Deep Voices: Die Sprache des Krieges auf der Bühne
Ein intimes Dokumentartheater über Flucht, Erinnerung und universelle Menschlichkeit, basierend auf Tagebüchern aus Gaza.
Vom Tagebuch zur Bühne
Im Zentrum des Abends stehen die Texte einer jungen Frau aus dem Gazastreifen, deren Alltag sich von einem Moment auf den anderen in Ausnahmezustand verwandelt. Aus beiläufigen Notizen – vom Tee am Morgen, vom Blick aus dem Fenster, von kleinen familiären Routinen – wird ein Protokoll der Erschütterung. Die Schauspielerin und Autorin Tahani Salim macht aus diesen Aufzeichnungen kein pathetisches Statement, sondern eine präzise gesetzte Bühnenrede. Das Stück arbeitet mit Reduktion statt mit Effekten. Sprache wird zum zentralen Träger der Erinnerung, der Körper zur Projektionsfläche für Angst, Hoffnung und Trotz. Gerade diese formale Zurückhaltung verstärkt die Wirkung: Das Publikum hört zu, ohne visuell überwältigt zu werden. DEEP VOICES ist weniger Anklage als Zeugnis – und vertraut darauf, dass die Worte selbst tragen.

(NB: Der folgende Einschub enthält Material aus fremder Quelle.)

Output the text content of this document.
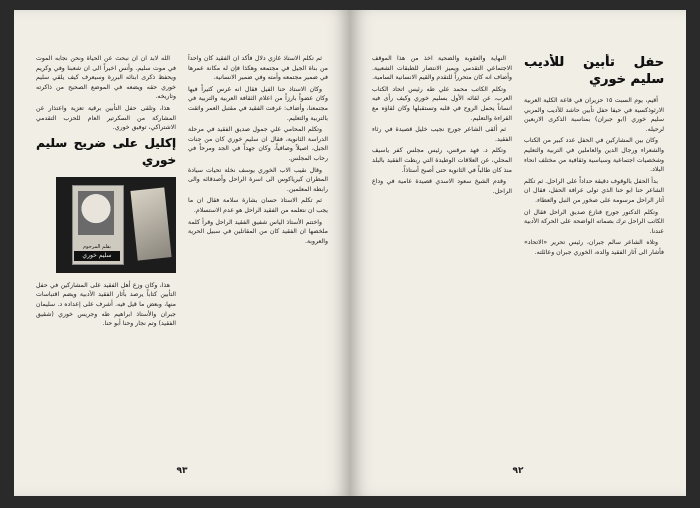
ثم تكلم الاستاذ غازي دلال فأكد ان الفقيد كان واحداً من بناة الجيل في مجتمعه وهكذا فإن له مكانة عمرها في ضمير مجتمعه وأمته وفي ضمير الانسانية.

وكان الاستاذ حنا الفيل فقال انه غرس كثيراً فيها وكان عضواً بارزاً من اعلام الثقافة العربية والتربية في مجتمعنا، وأضاف: عرفت الفقيد في مقتبل العمر واثقت بالتربية والتعليم.

وتكلم المحامي علي جمول صديق الفقيد في مرحلة الدراسة الثانوية، فقال ان سليم خوري كان من جنات الجيل، اصيلاً وصافياً، وكان جهداً في الجد ومرحاً في رحاب المجلس.

وقال نقيب الاب الخوري يوسف نخلة تحيات سيادة المطران كيرياكوس الى اسرة الراحل وأصدقائه والى رابطة المعلمين.

ثم تكلم الاستاذ حسان بشارة سلامة فقال ان ما يجب ان نتعلمه من الفقيد الراحل هو عدم الاستسلام.

واختتم الأستاذ الياس شفيق الفقيد الراحل وقرأ كلمة ملخصها ان الفقيد كان من المقاتلين في سبيل الحرية والعروبة.

الله لابد ان ان نبحث عن الحياة ونحن نجابه الموت في موت سليم. وأنس اخيراً الى ان شعبنا وفي وكريم ويحفظ ذكرى ابنائه البررة وسيعرف كيف يلقي سليم خوري حقه ويضعه في الموضع الصحيح من ذاكرته وتاريخه.

هذا، وتلقى حفل التأبين برقية تعزية واعتذار عن المشاركة من السكرتير العام للحزب التقدمي الاشتراكي، توفيق خوري.

إكليل على ضريح سليم خوري
بقلم المرحوم
سليم خوري

هذا، وكان وزع أهل الفقيد على المشاركين في حفل التأبين كتاباً يرصد بأثار الفقيد الأدبية ويضم اقتباسات منها، وبعض ما قيل فيه. أشرف على إعداده د. سليمان جبران والأستاذ ابراهيم طه وجريس خوري (شقيق الفقيد) وتم نجار وحنا أبو حنا.

٩٣
حفل تأبين للأديب سليم خوري

أقيم، يوم السبت ١٥ حزيران في قاعة الكلية العربية الارثوذكسية في حيفا حفل تأبين حاشد للأديب والمربي سليم خوري (ابو جبران) بمناسبة الذكرى الاربعين لرحيله.

وكان بين المشاركين في الحفل عدد كبير من الكتاب والشعراء ورجال الدين والعاملين في التربية والتعليم وشخصيات اجتماعية وسياسية وثقافية من مختلف انحاء البلاد.

بدأ الحفل بالوقوف دقيقة حداداً على الراحل. ثم تكلم الشاعر حنا ابو حنا الذي تولى عرافة الحفل، فقال ان آثار الراحل مرسومة على صخور من النبل والعطاء.

وتكلم الدكتور جورج قنازع صديق الراحل فقال ان الكاتب الراحل ترك بصماته الواضحة على الحركة الأدبية عندنا.

وتلاه الشاعر سالم جبران، رئيس تحرير «الاتحاد» فأشار الى آثار الفقيد والده، الخوري جبران وعائلته.

النهاية والعقوبة والضحية اخذ من هذا الموقف الاجتماعي التقدمي ويميز الانتصار للطبقات الشعبية. وأضاف انه كان متحرراً للتقدم والقيم الانسانية السامية.

وتكلم الكاتب محمد علي طه رئيس اتحاد الكتاب العرب، عن لقائه الأول بسليم خوري وكيف رأى فيه انساناً يحمل الروح في قلبه وتستقبلها وكان لقاؤه مع القراءة والتعليم.

ثم ألقى الشاعر جورج نجيب خليل قصيدة في رثاء الفقيد.

وتكلم د. فهد مرقس، رئيس مجلس كفر ياسيف المحلي، عن العلاقات الوطيدة التي ربطت الفقيد بالبلد منذ كان طالباً في الثانوية حتى أصبح أستاذاً.

وقدم الشيخ سعود الاسدي قصيدة عامية في وداع الراحل.

٩٢
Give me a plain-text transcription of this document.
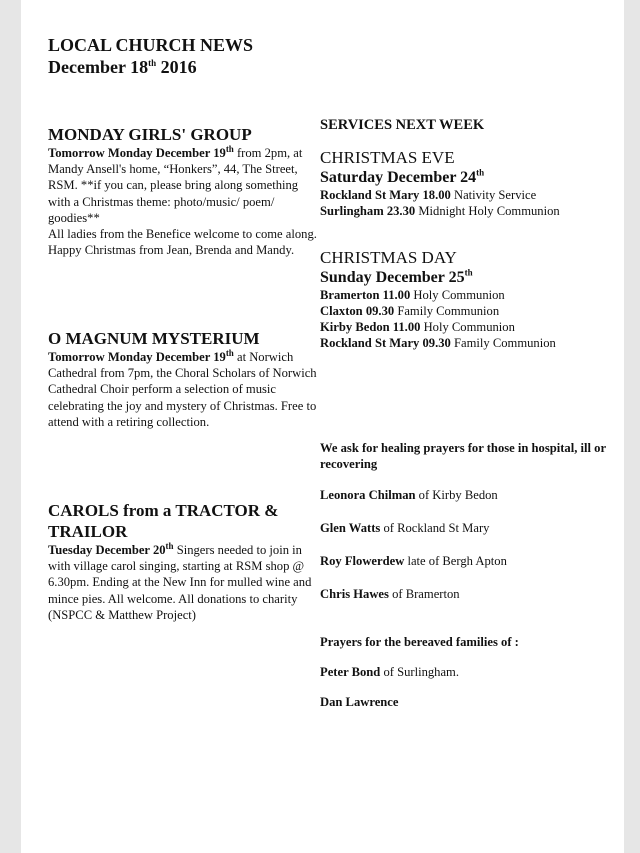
LOCAL CHURCH NEWS
December 18th 2016
MONDAY GIRLS' GROUP

Tomorrow Monday December 19th from 2pm, at Mandy Ansell's home, “Honkers”, 44, The Street, RSM. **if you can, please bring along something with a Christmas theme: photo/music/ poem/ goodies**

All ladies from the Benefice welcome to come along. Happy Christmas from Jean, Brenda and Mandy.

O MAGNUM MYSTERIUM

Tomorrow Monday December 19th at Norwich Cathedral from 7pm, the Choral Scholars of Norwich Cathedral Choir perform a selection of music celebrating the joy and mystery of Christmas. Free to attend with a retiring collection.

CAROLS from a TRACTOR & TRAILOR

Tuesday December 20th Singers needed to join in with village carol singing, starting at RSM shop @ 6.30pm. Ending at the New Inn for mulled wine and mince pies. All welcome. All donations to charity (NSPCC & Matthew Project)

SERVICES NEXT WEEK
CHRISTMAS EVE
Saturday December 24th
Rockland St Mary 18.00 Nativity Service
Surlingham 23.30 Midnight Holy Communion
CHRISTMAS DAY
Sunday December 25th
Bramerton 11.00 Holy Communion
Claxton 09.30 Family Communion
Kirby Bedon 11.00 Holy Communion
Rockland St Mary 09.30 Family Communion
We ask for healing prayers for those in hospital, ill or recovering
Leonora Chilman of Kirby Bedon
Glen Watts of Rockland St Mary
Roy Flowerdew late of Bergh Apton
Chris Hawes of Bramerton
Prayers for the bereaved families of :
Peter Bond of Surlingham.
Dan Lawrence
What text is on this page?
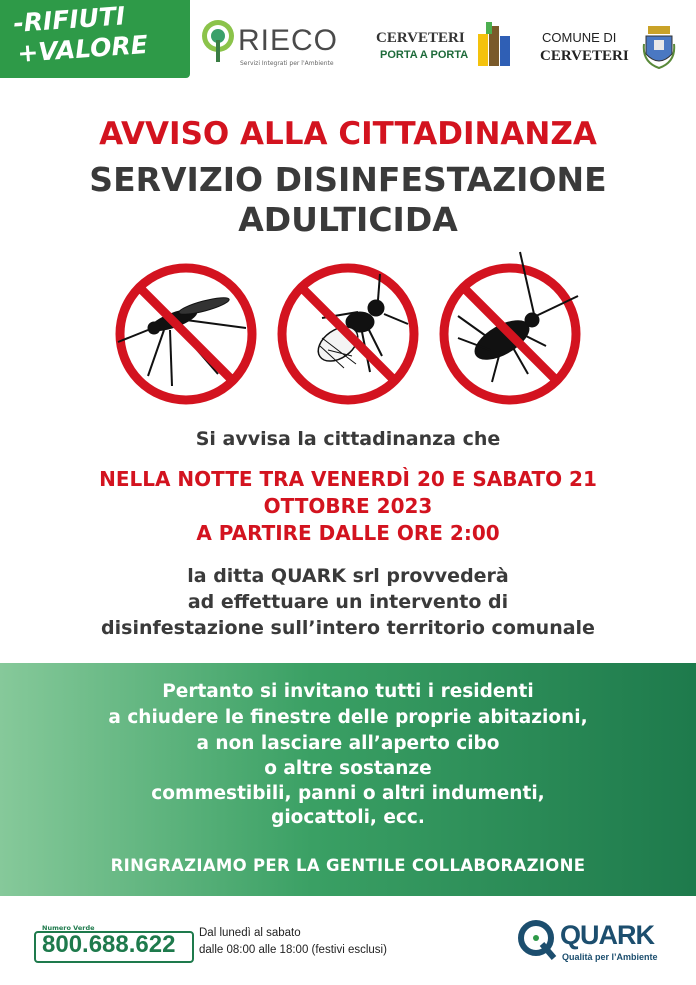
-RIFIUTI
+VALORE	RIECO
Servizi Integrati per l'Ambiente
CERVETERI
PORTA A PORTA
COMUNE DI
CERVETERI
AVVISO ALLA CITTADINANZA
SERVIZIO DISINFESTAZIONE
ADULTICIDA
Si avvisa la cittadinanza che
NELLA NOTTE TRA VENERDÌ 20 E SABATO 21
OTTOBRE 2023
A PARTIRE DALLE ORE 2:00
la ditta QUARK srl provvederà
ad effettuare un intervento di
disinfestazione sull’intero territorio comunale
Pertanto si invitano tutti i residenti
a chiudere le finestre delle proprie abitazioni,
a non lasciare all’aperto cibo
o altre sostanze
commestibili, panni o altri indumenti,
giocattoli, ecc.
RINGRAZIAMO PER LA GENTILE COLLABORAZIONE
Numero Verde
800.688.622 Dal lunedì al sabato
dalle 08:00 alle 18:00 (festivi esclusi)	QUARK
Qualità per l’Ambiente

Intimität, Distanz und kollektive Verantwortung
Auffällig ist die sprachliche Entscheidung: Gespielt wird auf Arabisch, mit deutschen und englischen Übertiteln. Dadurch bleibt der Ursprung der Stimme erhalten, während zugleich ein Raum der Verständigung entsteht. Die Distanz der Übersetzung macht das Gesagte nicht schwächer, sondern bewusster – jedes Wort wird abgewogen, jede Pause spürbar. Im Kontext des Kulturmarkt Zürich, der sich seit Jahren als Ort für gesellschaftlich relevante Produktionen versteht, entfaltet das Stück zusätzliche Resonanz. Hier geht es nicht um schnelle Aktualität, sondern um die Frage, wie Theater auf reale Ereignisse reagieren kann, ohne sie zu vereinnahmen. DEEP VOICES stellt keine einfachen Antworten bereit. Es insistiert auf Zuhören – und auf der Erkenntnis, dass hinter politischen Schlagzeilen konkrete Biografien stehen. In seiner stillen Konzentration entwickelt der Abend eine Kraft, die lange nachwirkt.